|Book Review: ‘Attack on Orleans: The World War I Submarine Raid on Cape Cod’|
|Written by Heather Bailey|
Ask most people what was the only place on American soil that was fired upon during the first World War and they will most likely look at you with a blank stare. Surely they must be referring to World War II and somewhere out in the middle of the Pacific Ocean, far from the crowded shores of the U.S. East Coast. However ask someone from the outer parts of Cape Cod and you might just get a different answer. Lucky for us, native Cape Codder Jake Klim has chronicled the arrival of a German U-boat off the shores of Nauset Beach, located on the outermost part of the Cape's elbow. His book “Attack on Orleans, The World War I Submarine Raid on Cape Cod” tells a story that is little known but still a rather significant event in U.S. naval history.

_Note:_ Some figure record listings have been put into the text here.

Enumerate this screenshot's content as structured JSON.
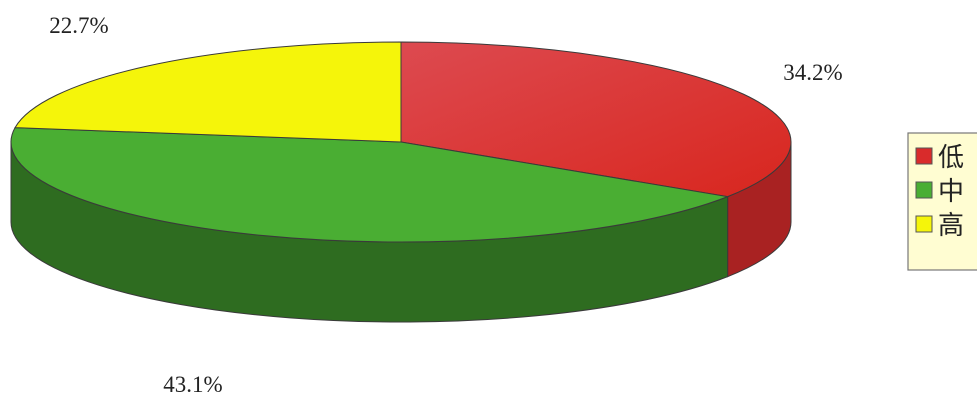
{
  "chart_data": {
    "type": "pie",
    "title": "",
    "slices": [
      {
        "label": "低",
        "value": 34.2,
        "display": "34.2%",
        "color": "#d92b2b"
      },
      {
        "label": "中",
        "value": 43.1,
        "display": "43.1%",
        "color": "#4aae33"
      },
      {
        "label": "高",
        "value": 22.7,
        "display": "22.7%",
        "color": "#f5f50a"
      }
    ],
    "legend_position": "right",
    "style": "3d"
  }
}
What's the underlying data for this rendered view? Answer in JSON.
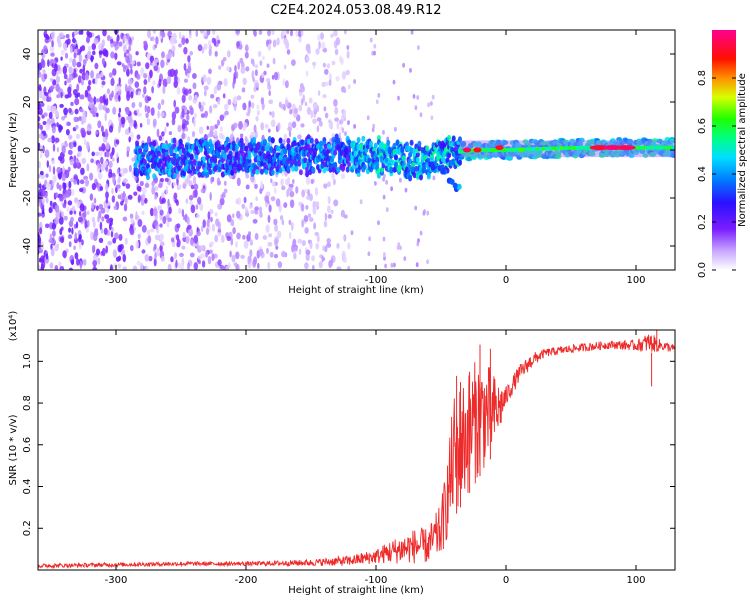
{
  "title": "C2E4.2024.053.08.49.R12",
  "colors": {
    "snr_line": "#ee2a2a",
    "spectrogram_colormap": [
      "#ffffff",
      "#e9ddff",
      "#a36bff",
      "#7a1eff",
      "#2a10ff",
      "#00c8ff",
      "#00ff60",
      "#d8ff00",
      "#ff6a00",
      "#ff0000",
      "#ff00aa"
    ]
  },
  "chart_data": [
    {
      "type": "heatmap",
      "xlabel": "Height of straight line (km)",
      "ylabel": "Frequency (Hz)",
      "xlim": [
        -360,
        130
      ],
      "ylim": [
        -50,
        50
      ],
      "x_ticks": [
        {
          "value": -300,
          "label": "-300"
        },
        {
          "value": -200,
          "label": "-200"
        },
        {
          "value": -100,
          "label": "-100"
        },
        {
          "value": 0,
          "label": "0"
        },
        {
          "value": 100,
          "label": "100"
        }
      ],
      "y_ticks": [
        {
          "value": -40,
          "label": "-40"
        },
        {
          "value": -20,
          "label": "-20"
        },
        {
          "value": 0,
          "label": "0"
        },
        {
          "value": 20,
          "label": "20"
        },
        {
          "value": 40,
          "label": "40"
        }
      ],
      "colorbar": {
        "label": "Normalized spectral amplitude",
        "range": [
          0,
          1
        ],
        "ticks": [
          {
            "value": 0.0,
            "label": "0.0"
          },
          {
            "value": 0.2,
            "label": "0.2"
          },
          {
            "value": 0.4,
            "label": "0.4"
          },
          {
            "value": 0.6,
            "label": "0.6"
          },
          {
            "value": 0.8,
            "label": "0.8"
          }
        ]
      },
      "band_center_hz": [
        [
          -285,
          -4
        ],
        [
          -200,
          -3
        ],
        [
          -130,
          -2
        ],
        [
          -95,
          -3
        ],
        [
          -70,
          -5
        ],
        [
          -40,
          -1
        ],
        [
          -20,
          0
        ],
        [
          0,
          0
        ],
        [
          60,
          1
        ],
        [
          90,
          1
        ],
        [
          130,
          1
        ]
      ],
      "branch_hz": [
        [
          -55,
          -7
        ],
        [
          -48,
          -10
        ],
        [
          -42,
          -13
        ],
        [
          -38,
          -16
        ]
      ],
      "peak_amplitudes": [
        {
          "x": -30,
          "y": 0,
          "a": 0.95
        },
        {
          "x": -22,
          "y": 0,
          "a": 0.9
        },
        {
          "x": -5,
          "y": 1,
          "a": 0.9
        },
        {
          "x": 72,
          "y": 1,
          "a": 0.92
        },
        {
          "x": 82,
          "y": 1,
          "a": 0.97
        },
        {
          "x": 92,
          "y": 1,
          "a": 0.95
        }
      ],
      "grid": false
    },
    {
      "type": "line",
      "xlabel": "Height of straight line (km)",
      "ylabel": "SNR (10 * v/v)",
      "y_scale_label": "(x10⁴)",
      "xlim": [
        -360,
        130
      ],
      "ylim": [
        0,
        1.15
      ],
      "x_ticks": [
        {
          "value": -300,
          "label": "-300"
        },
        {
          "value": -200,
          "label": "-200"
        },
        {
          "value": -100,
          "label": "-100"
        },
        {
          "value": 0,
          "label": "0"
        },
        {
          "value": 100,
          "label": "100"
        }
      ],
      "y_ticks": [
        {
          "value": 0.2,
          "label": "0.2"
        },
        {
          "value": 0.4,
          "label": "0.4"
        },
        {
          "value": 0.6,
          "label": "0.6"
        },
        {
          "value": 0.8,
          "label": "0.8"
        },
        {
          "value": 1.0,
          "label": "1.0"
        }
      ],
      "envelope": [
        [
          -360,
          0.01,
          0.03
        ],
        [
          -250,
          0.02,
          0.04
        ],
        [
          -200,
          0.02,
          0.04
        ],
        [
          -150,
          0.02,
          0.05
        ],
        [
          -120,
          0.02,
          0.07
        ],
        [
          -100,
          0.03,
          0.1
        ],
        [
          -90,
          0.03,
          0.14
        ],
        [
          -80,
          0.03,
          0.17
        ],
        [
          -70,
          0.03,
          0.2
        ],
        [
          -60,
          0.03,
          0.2
        ],
        [
          -50,
          0.06,
          0.32
        ],
        [
          -45,
          0.15,
          0.55
        ],
        [
          -40,
          0.25,
          0.85
        ],
        [
          -35,
          0.3,
          0.9
        ],
        [
          -30,
          0.35,
          0.95
        ],
        [
          -25,
          0.4,
          1.0
        ],
        [
          -20,
          0.45,
          1.02
        ],
        [
          -15,
          0.5,
          1.0
        ],
        [
          -10,
          0.55,
          0.95
        ],
        [
          -5,
          0.65,
          0.9
        ],
        [
          0,
          0.78,
          0.88
        ],
        [
          10,
          0.9,
          0.98
        ],
        [
          20,
          0.97,
          1.04
        ],
        [
          30,
          1.02,
          1.06
        ],
        [
          50,
          1.04,
          1.08
        ],
        [
          80,
          1.06,
          1.1
        ],
        [
          100,
          1.05,
          1.1
        ],
        [
          110,
          1.04,
          1.14
        ],
        [
          120,
          1.05,
          1.1
        ],
        [
          130,
          1.04,
          1.08
        ]
      ],
      "spikes": [
        {
          "x": -38,
          "y": 0.93
        },
        {
          "x": -35,
          "y": 0.9
        },
        {
          "x": -28,
          "y": 0.95
        },
        {
          "x": -20,
          "y": 1.08
        },
        {
          "x": -12,
          "y": 1.06
        },
        {
          "x": 112,
          "y": 0.88
        },
        {
          "x": 116,
          "y": 1.15
        }
      ],
      "grid": false
    }
  ]
}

The book illuminates events that occurred on a sultry Sunday morning, July 21, 1918. Most Americans were aware of the new German technology known as U-boats that were responsible for sinking allied ships throughout the North Sea and Eastern Atlantic for much of the war. It didn't seem possible at the time they could build those hulking steel submarines with enough range to actually make the transatlantic journey, but Klim's book sheds light on that innovation as well as many other capabilities these early submarines had, making them formidable weapons during the war.
The book does not simply cover the morning of the attack, which lasted approximately 2.5 hours, but delves briefly into the lives of the people who played a significant role in the battle. Klim introduces us to Robert Pierce, who ran Lifesaving Station #40 out on Nauset Beach and was responsible for saving the families on the Perth Amboy and the other tugboats that were attacked that fateful day. We also learn about Eric Lingard, who was one of the earliest Navy fighter pilots based at the new Chatham Naval Air Station and how he played a critical role in attempting to turn the tide in the attack on Nauset Beach. We are introduced to a whole host of men and women, ranging from other military personnel stationed in Chatham to the families and mates on the tugboats, to the Orleans residents who were both bystanders and first responders. There are a large number of historical photographs, many from the collection of noted Orleans historian William P. Quinn, that lend faces to these brave men and women, who were the only Americans to face foreign invaders on U.S. soil during the first great war.
It is easy for us as American citizens to take a back seat to the many conflicts our country is involved in because they rarely come close enough to home to make us acutely aware of them. For the summer cottage owners on the bluff we now call Nauset Heights that humid July morning, the war hit very close to home. Jake Klim's “Attack on Orleans” relates an important piece of U.S. history that is little known and reminds us that we were vulnerable then and we still are today.